C’était une nuit comme les autres, mis à part l’averse qui s’abattait sur la ville, il n’avait pas plu depuis tellement longtemps…
Dans ma chambre, je ne pouvais pas m’empêcher d’observer la pluie par la fenêtre. C’était tellement nouveau de voir ainsi de l’eau venant tout droit du ciel, c’était si beau de la voir ruisseler sur le sol, cogner contre ma fenêtre comme si elle demandait à entrer. J’étais tellement absorbé par ce spectacle que je n’avais pas entendu l’appel de ma mère pour le dîner. Soudain, j’entendis la porte de ma chambre grincer, je ne pus pas retenir un léger sursaut. Ce n’était que mon frère, il n’entra même pas dans ma chambre, il se contenta de grommeler derrière la porte entre-ouverte:
«Viens tout d’ suite, Marius, le repas est sur la table.
-J’arrive ! » Répondis-je sèchement, le regard fixé sur la pluie.
Depuis que papa était parti, ce n’était plus la même chose, Henrik, mon frère et Alya, ma soeur arrivaient à feindre la joie devant maman, moi, je n’y arrivais pas. Maman nous disait que notre père exerçait un métier noble et qu’il était obligé de voyager. Nous savions tous ce qu’était un mercenaire mais nous ne voulions pas la contredire, elle était heureuse tant que nous l’étions.

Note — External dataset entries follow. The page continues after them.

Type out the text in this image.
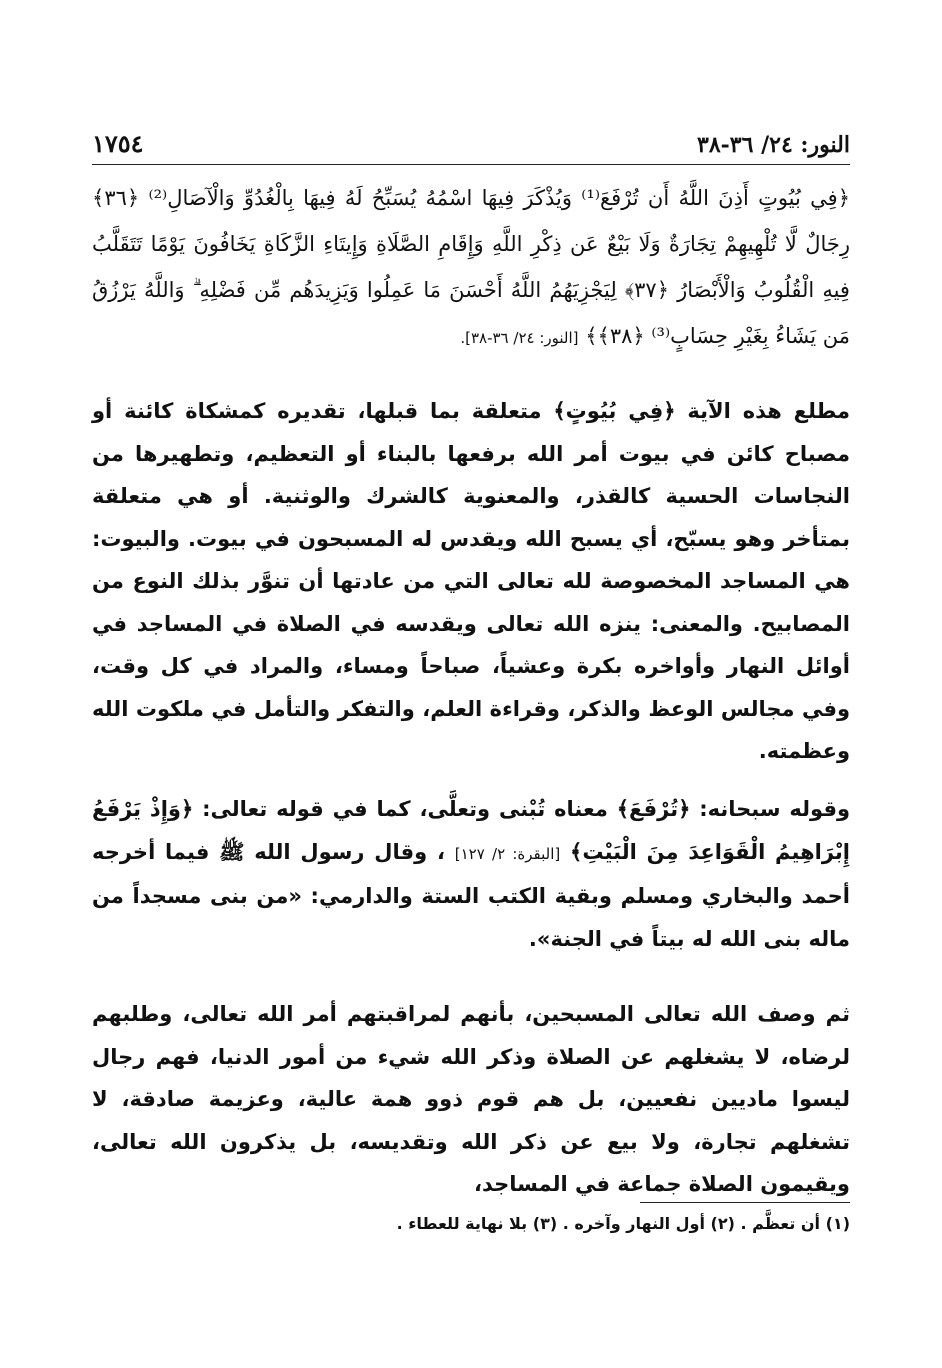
النور: ٢٤/ ٣٦-٣٨
١٧٥٤
﴿فِي بُيُوتٍ أَذِنَ اللَّهُ أَن تُرْفَعَ⁽¹⁾ وَيُذْكَرَ فِيهَا اسْمُهُ يُسَبِّحُ لَهُ فِيهَا بِالْغُدُوِّ وَالْآصَالِ⁽²⁾ ﴿٣٦﴾ رِجَالٌ لَّا تُلْهِيهِمْ تِجَارَةٌ وَلَا بَيْعٌ عَن ذِكْرِ اللَّهِ وَإِقَامِ الصَّلَاةِ وَإِيتَاءِ الزَّكَاةِ يَخَافُونَ يَوْمًا تَتَقَلَّبُ فِيهِ الْقُلُوبُ وَالْأَبْصَارُ ﴿٣٧﴾ لِيَجْزِيَهُمُ اللَّهُ أَحْسَنَ مَا عَمِلُوا وَيَزِيدَهُم مِّن فَضْلِهِ ۗ وَاللَّهُ يَرْزُقُ مَن يَشَاءُ بِغَيْرِ حِسَابٍ⁽³⁾ ﴿٣٨﴾﴾ [النور: ٢٤/ ٣٦-٣٨].

مطلع هذه الآية ﴿فِي بُيُوتٍ﴾ متعلقة بما قبلها، تقديره كمشكاة كائنة أو مصباح كائن في بيوت أمر الله برفعها بالبناء أو التعظيم، وتطهيرها من النجاسات الحسية كالقذر، والمعنوية كالشرك والوثنية. أو هي متعلقة بمتأخر وهو يسبّح، أي يسبح الله ويقدس له المسبحون في بيوت. والبيوت: هي المساجد المخصوصة لله تعالى التي من عادتها أن تنوَّر بذلك النوع من المصابيح. والمعنى: ينزه الله تعالى ويقدسه في الصلاة في المساجد في أوائل النهار وأواخره بكرة وعشياً، صباحاً ومساء، والمراد في كل وقت، وفي مجالس الوعظ والذكر، وقراءة العلم، والتفكر والتأمل في ملكوت الله وعظمته.

وقوله سبحانه: ﴿تُرْفَعَ﴾ معناه تُبْنى وتعلَّى، كما في قوله تعالى: ﴿وَإِذْ يَرْفَعُ إِبْرَاهِيمُ الْقَوَاعِدَ مِنَ الْبَيْتِ﴾ [البقرة: ٢/ ١٢٧] ، وقال رسول الله ﷺ فيما أخرجه أحمد والبخاري ومسلم وبقية الكتب الستة والدارمي: «من بنى مسجداً من ماله بنى الله له بيتاً في الجنة».

ثم وصف الله تعالى المسبحين، بأنهم لمراقبتهم أمر الله تعالى، وطلبهم لرضاه، لا يشغلهم عن الصلاة وذكر الله شيء من أمور الدنيا، فهم رجال ليسوا ماديين نفعيين، بل هم قوم ذوو همة عالية، وعزيمة صادقة، لا تشغلهم تجارة، ولا بيع عن ذكر الله وتقديسه، بل يذكرون الله تعالى، ويقيمون الصلاة جماعة في المساجد،

(١) أن تعظَّم . (٢) أول النهار وآخره . (٣) بلا نهاية للعطاء .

Comme depuis plusieurs jours, notre repas était une soupe verdâtre, fade et insipide, accompagnée d’un minuscule bout de pain. Maman ne pouvait pas nous donner plus avec ce que papa lui envoyait. Il y avait une petite table en bois au milieu de la cuisine, c’était là que l’on mangeait tous les jours.
Nous étions tous les quatre assis autour de la table lorsqu’on entendit frapper à la porte. Maman s’empressa d’aller ouvrir. Elle était dans le couloir menant à la porte d’entrée et d’où j’étais je ne pouvais que distinguer ma mère. À mesure qu’elle ouvrait la porte, je voyais tout son corps se raidir, je ne pus qu’entendre un murmure de ma mère, à peine perceptible:
« Bonsoir, messire. »
Je n’entendais rien à la conversation entre Maman et la personne dehors car leurs paroles ne s’élevaient guère plus haut que des murmures.
Au bout de quelques minutes, je vis Maman s’agenouillait en face de la personne en pleurant et en hurlant à celle-ci:
« Je vous en prie! Vous devez vous tromper, il n’a que quinze ans! »
Je compris qu’ils parlaient de moi et, sans même réfléchir une seconde, je courus vers ma chambre. Ce fut la première fois que l’on me vit monter aussi vite les escaliers.
De ma chambre, j’entendis la voix de ma mère:
« Où est Marius? »
Il ne me restait guère plus de trente secondes pour me décider sur ce que j’allais faire. C’est assez drôle car, à ce moment, je crus entendre un orchestre formaient par les battements de mon coeur et mon souffle, jouant un terrible brouhaha qui cognait dans mon crâne.
Que devais-je faire? Devais-je partir? Par où partir? Comme pour répondre à toutes ces questions qui sonnaient comme un minuteur dans ma tête, je me jetai sur mon manteau, un cadeau de mon père, le seul objet de valeur de toute la maison. J’entendis des bruits de pas dans l’escalier.
Peut-être n’aurai-je jamais dû faire ce que j’ai fait, mais peut-être serai-je mort si je ne l’avais pas fait. Je sautai par la fenêtre lorsque j’entendis quelqu’un ouvrir la porte de ma chambre. Comment avais-je pu survivre à la chute? Je n’en avais aucune idée mais toujours était que j’avais survécu. Je courrai aussi vite que je pouvais courir, sans regarder derrière moi, sans prêter attention aux cris de ma mère me priant de revenir.
La pluie faisait rage et je n’avais aucune idée d’où aller mais je courais, je courais, toujours plus vite, toujours plus loin, sans m’arrêter.